In Abingdon, Oxfordshire, the Abbey cinema is, unusually, spread over two separate venues.

Screen 1 is housed in the Abbey Hall, adjacent to the Grade II listed Guildhall complex that dates back to Medieval times and has seen much redevelopment and changes of use over the ensuing centuries. In 1966 an extension, Abbey Hall, was built towards the east, beyond the Abbey gateway. This was closed in August 2015 and, in January 2017, hopes of it being brought back to life were dashed when the owners, Abingdon Town Council, decided the current plans were not viable. (A previous £3.5m plan for redevelopment, including a 200-seat cinema as the ‘anchor’, put forward in 2013, had also been rejected.)

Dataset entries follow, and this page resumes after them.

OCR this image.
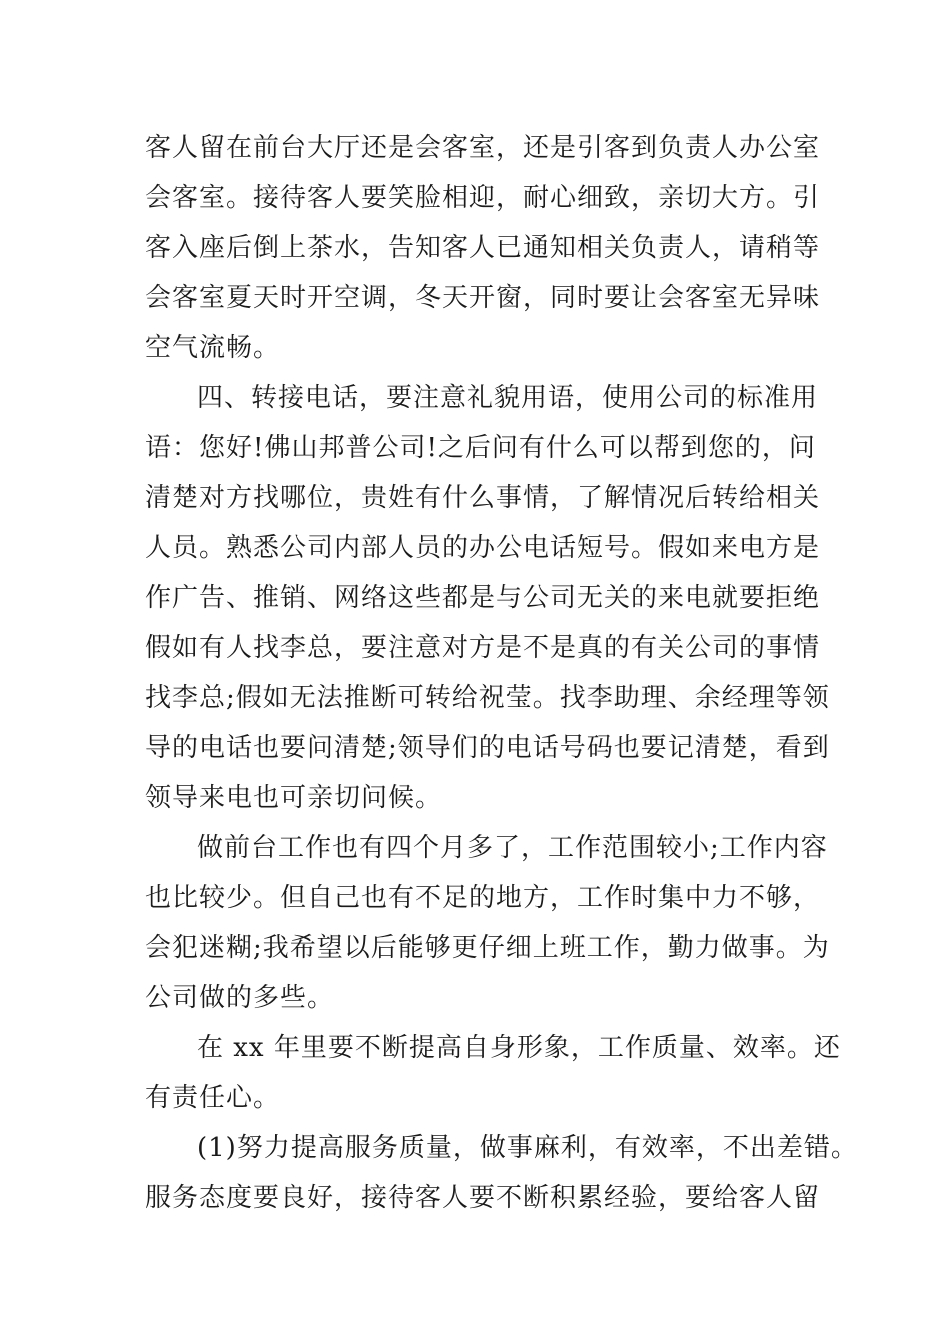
客人留在前台大厅还是会客室，还是引客到负责人办公室
会客室。接待客人要笑脸相迎，耐心细致，亲切大方。引
客入座后倒上茶水，告知客人已通知相关负责人，请稍等
会客室夏天时开空调，冬天开窗，同时要让会客室无异味
空气流畅。
四、转接电话，要注意礼貌用语，使用公司的标准用
语：您好!佛山邦普公司!之后问有什么可以帮到您的，问
清楚对方找哪位，贵姓有什么事情，了解情况后转给相关
人员。熟悉公司内部人员的办公电话短号。假如来电方是
作广告、推销、网络这些都是与公司无关的来电就要拒绝
假如有人找李总，要注意对方是不是真的有关公司的事情
找李总;假如无法推断可转给祝莹。找李助理、余经理等领
导的电话也要问清楚;领导们的电话号码也要记清楚，看到
领导来电也可亲切问候。
做前台工作也有四个月多了，工作范围较小;工作内容
也比较少。但自己也有不足的地方，工作时集中力不够，
会犯迷糊;我希望以后能够更仔细上班工作，勤力做事。为
公司做的多些。
在 xx 年里要不断提高自身形象，工作质量、效率。还
有责任心。
(1)努力提高服务质量，做事麻利，有效率，不出差错。
服务态度要良好，接待客人要不断积累经验，要给客人留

However, local residents responded by launching a petition, eventually signed by more than 2,000 people, calling for the Abby Hall to be made available for public use once again.

Subsequently, in early-2018, the council began discussions with Ian and Sue Wiper, who had successfully refurbished and re-opened the Regal Cinema at Evesham (and had been showing films at the town’s Unicorn Theatre since 2017). A rental agreement was entered into which runs until summer 2020 and work went ahead to install a state-of-the-art ten-metre projection screen, along with acoustic wall coverings and Dolby 7.1 surround sound. As at the Regal Cinema, the stalls are laid out cabaret-style, with 21 four-seat tables in three rows, while the circle has 90 seats set out in conventional style.

The Wipers’ had hoped to have the cinema open in July 2018, in time for the hit sequel “Mamma Mia! Here We Go Again”, but the work took longer than expected, and it finally opened on Friday 21st December 2018 with “Mary Poppins Returns”.

With the two venues now screening films, the Abbey Hall was designated as Screen 1, while the 89-seat Unicorn Theatre has become Screen 2.

Screenings at the Unicorn Theatre, however, continue to be interspersed with live performances, as the theatre continues in its original role. This Elizabethan-style theatre, the brainchild of Alan Kitching, had opened in 1953 in a space in the Abbey Buildings known as ‘The Checker Hall’.